Dzikie orchidee recenzja

"Dzikie orchidee" Jude Deveraux

Autor: @narratorka ·3 minuty
2011-07-10
Skomentuj
Polub, jeżeli recenzja Ci się spodobała!
Jude Deveraux, autorka powieści "Dzikie orchidee", była dla mnie wielka niewiadomą, gdyż nigdy wcześniej nie spotkałam się z jej twórczością. Jednak mimo wszystko malowniczy tytuł i równie ładna okładka zachęciły mnie do przeczytania książki. Patrząc na zdjęcie kobiety z przymkniętymi powiekami, z delikatną cerą i pięknymi orchideami obok, wyobraziłam sobie, że książka będzie jakimś wyjątkowo ciepłym, lekkim romansem. Tymczasem zostałam mile zaskoczona.
Akcja powieści jest trochę skomplikowana, zawiera dużo pobocznych wątków, które mimo wszystko pięknie ze sobą współgrają, tworząc ciekawą i wciągającą całość.
Głównym bohaterem i zarówno narratorem jest Ford Newcombe- pochodzący z licznej, "ciężkiej" rodziny mężczyzna o kiełkującym marzeniu bycia słynnym pisarzem. O dziwo, za pomocą żony i teściowej, udaje mu się stworzyć pierwszą książkę "Matka Pat", która szturmem zdobyła serca Amerykanów. Radości z sukcesu nie ma granic.
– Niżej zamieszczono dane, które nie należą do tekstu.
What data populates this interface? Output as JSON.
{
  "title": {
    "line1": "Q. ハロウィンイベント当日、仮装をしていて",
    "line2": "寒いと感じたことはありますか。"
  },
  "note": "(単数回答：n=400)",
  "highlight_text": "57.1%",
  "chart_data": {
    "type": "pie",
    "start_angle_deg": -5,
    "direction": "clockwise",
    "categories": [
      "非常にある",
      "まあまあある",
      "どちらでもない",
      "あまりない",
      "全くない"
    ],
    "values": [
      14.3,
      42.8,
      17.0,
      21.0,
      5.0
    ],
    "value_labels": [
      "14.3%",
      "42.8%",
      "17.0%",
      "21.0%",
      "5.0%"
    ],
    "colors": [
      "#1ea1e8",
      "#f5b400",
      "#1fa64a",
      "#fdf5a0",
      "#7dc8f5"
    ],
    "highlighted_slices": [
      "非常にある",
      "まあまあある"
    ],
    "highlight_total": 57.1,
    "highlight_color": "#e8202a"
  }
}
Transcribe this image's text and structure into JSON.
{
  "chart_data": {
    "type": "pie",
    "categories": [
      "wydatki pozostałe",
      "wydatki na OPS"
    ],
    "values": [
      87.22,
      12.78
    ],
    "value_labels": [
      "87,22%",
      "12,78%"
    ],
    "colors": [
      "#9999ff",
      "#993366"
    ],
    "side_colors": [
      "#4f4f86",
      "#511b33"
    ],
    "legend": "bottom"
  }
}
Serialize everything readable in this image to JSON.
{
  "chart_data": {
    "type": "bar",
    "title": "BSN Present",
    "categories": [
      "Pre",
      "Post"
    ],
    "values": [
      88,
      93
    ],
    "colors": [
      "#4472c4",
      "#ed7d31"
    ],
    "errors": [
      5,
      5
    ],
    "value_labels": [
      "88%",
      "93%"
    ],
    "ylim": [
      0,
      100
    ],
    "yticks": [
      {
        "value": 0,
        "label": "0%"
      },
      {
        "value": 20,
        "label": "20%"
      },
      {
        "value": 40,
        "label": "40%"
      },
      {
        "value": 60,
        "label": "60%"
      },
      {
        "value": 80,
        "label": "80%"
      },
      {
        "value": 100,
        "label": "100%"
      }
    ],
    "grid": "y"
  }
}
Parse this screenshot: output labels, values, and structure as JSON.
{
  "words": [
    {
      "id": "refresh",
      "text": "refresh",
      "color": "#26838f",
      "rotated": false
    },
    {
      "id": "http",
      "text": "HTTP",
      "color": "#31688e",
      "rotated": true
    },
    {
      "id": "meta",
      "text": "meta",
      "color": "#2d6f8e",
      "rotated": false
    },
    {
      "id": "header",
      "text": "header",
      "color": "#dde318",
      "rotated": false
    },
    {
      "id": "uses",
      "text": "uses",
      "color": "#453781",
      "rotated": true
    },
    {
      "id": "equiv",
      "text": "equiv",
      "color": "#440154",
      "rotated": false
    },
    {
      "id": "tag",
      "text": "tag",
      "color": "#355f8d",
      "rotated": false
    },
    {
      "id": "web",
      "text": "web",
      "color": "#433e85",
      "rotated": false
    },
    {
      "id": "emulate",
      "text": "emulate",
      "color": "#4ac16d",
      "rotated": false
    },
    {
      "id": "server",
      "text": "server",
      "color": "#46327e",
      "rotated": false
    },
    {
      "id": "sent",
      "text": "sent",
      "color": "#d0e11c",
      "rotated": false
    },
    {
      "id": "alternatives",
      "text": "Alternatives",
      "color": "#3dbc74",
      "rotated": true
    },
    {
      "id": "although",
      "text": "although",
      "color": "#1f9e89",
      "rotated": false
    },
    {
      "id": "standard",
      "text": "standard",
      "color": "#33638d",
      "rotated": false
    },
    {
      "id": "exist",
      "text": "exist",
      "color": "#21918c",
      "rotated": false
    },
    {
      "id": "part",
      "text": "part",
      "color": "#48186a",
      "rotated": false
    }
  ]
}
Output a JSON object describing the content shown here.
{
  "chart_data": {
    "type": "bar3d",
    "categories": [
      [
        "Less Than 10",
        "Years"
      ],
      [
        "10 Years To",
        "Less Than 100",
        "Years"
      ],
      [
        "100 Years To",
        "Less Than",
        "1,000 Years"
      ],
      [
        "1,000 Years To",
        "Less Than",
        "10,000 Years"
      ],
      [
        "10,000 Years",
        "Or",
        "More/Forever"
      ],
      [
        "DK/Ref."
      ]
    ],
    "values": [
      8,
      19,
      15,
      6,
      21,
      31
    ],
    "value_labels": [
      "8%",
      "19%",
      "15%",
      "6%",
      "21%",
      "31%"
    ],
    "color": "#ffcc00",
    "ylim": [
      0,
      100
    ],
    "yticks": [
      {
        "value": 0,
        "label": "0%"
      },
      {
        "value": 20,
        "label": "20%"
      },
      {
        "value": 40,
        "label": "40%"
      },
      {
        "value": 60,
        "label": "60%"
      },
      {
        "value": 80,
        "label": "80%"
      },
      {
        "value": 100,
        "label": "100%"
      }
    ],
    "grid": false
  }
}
Jednak parę lat później los zabiera Fordowi i teściów i ukochaną żonę.
Pogrążony w żałobie pisarz nie potrafi skupić się na pracy, powoli ogarnia go gorycz. Jest niemal pewien, że sam nie znajdzie żadnego tematu na kolejne książki.
Jednakże na jego drodze staje niepozorna Jackie Maxwell i jej niesamowicie cięty język. Opowiada mu historię, którą sama usłyszała od matki, będąc dzieckiem- o kobiecie, którą ukarano śmiercią za to, że kochała diabła. Opowieść wydaje mu się bardzo ciekawa i postawił sobie za cel najwyższy zbadać ten temat. Wyruszają razem do pewnego miasteczka Cole Creek, z którym wiązała się opowieść o diable. Jackie wyrusza z Fordem w roli asystentki. Na miejscu okazuje się, że mieszkańcy wolą nie rozmawiać na ten temat, a sama Jackie... no właśnie. Z dziewczyną dzieje się coś dziwnego. Ku zdumieniu bohaterów, wie bardzo dużo o mieście, o domu, w którym mieszkają, ma prorocze sny i wizje. Pojawia się tutaj również wątek fantastyczny, który idealnie wpleciony w tok wydarzeń realnych, sprawia, że można uwierzyć w jego autentyczność.
Jackie podczas samotnej wyprawy spotyka przystojnego i uroczego Russela Dunne'a. O nim można pisać tylko same "ochy" i "achy"- po prostu- ideał mężczyzny. Zauroczona Jackie, po wielu tygodniach wspólnych tajemnych spotkań, postanawia zapoznać chłopaka z pracodawcą i... okazuje się, że "boski" Russel jest...diabłem.
Na domiar złego okazuje się, że legenda o zabitej przez mieszkańców kobiecie jest prawdą, a matka Jackie była jedną z zabójców. Stąd też została klątwa na potomkach zabójców, która zabrania wyjeżdżać z miasta.
A jaką rolę w historii pełnią "dzikie orchidee"? Diabła można było spotkać tam, gdzie rosły owe dzikie kwiaty, ich historia jest lepiej opisana w książce.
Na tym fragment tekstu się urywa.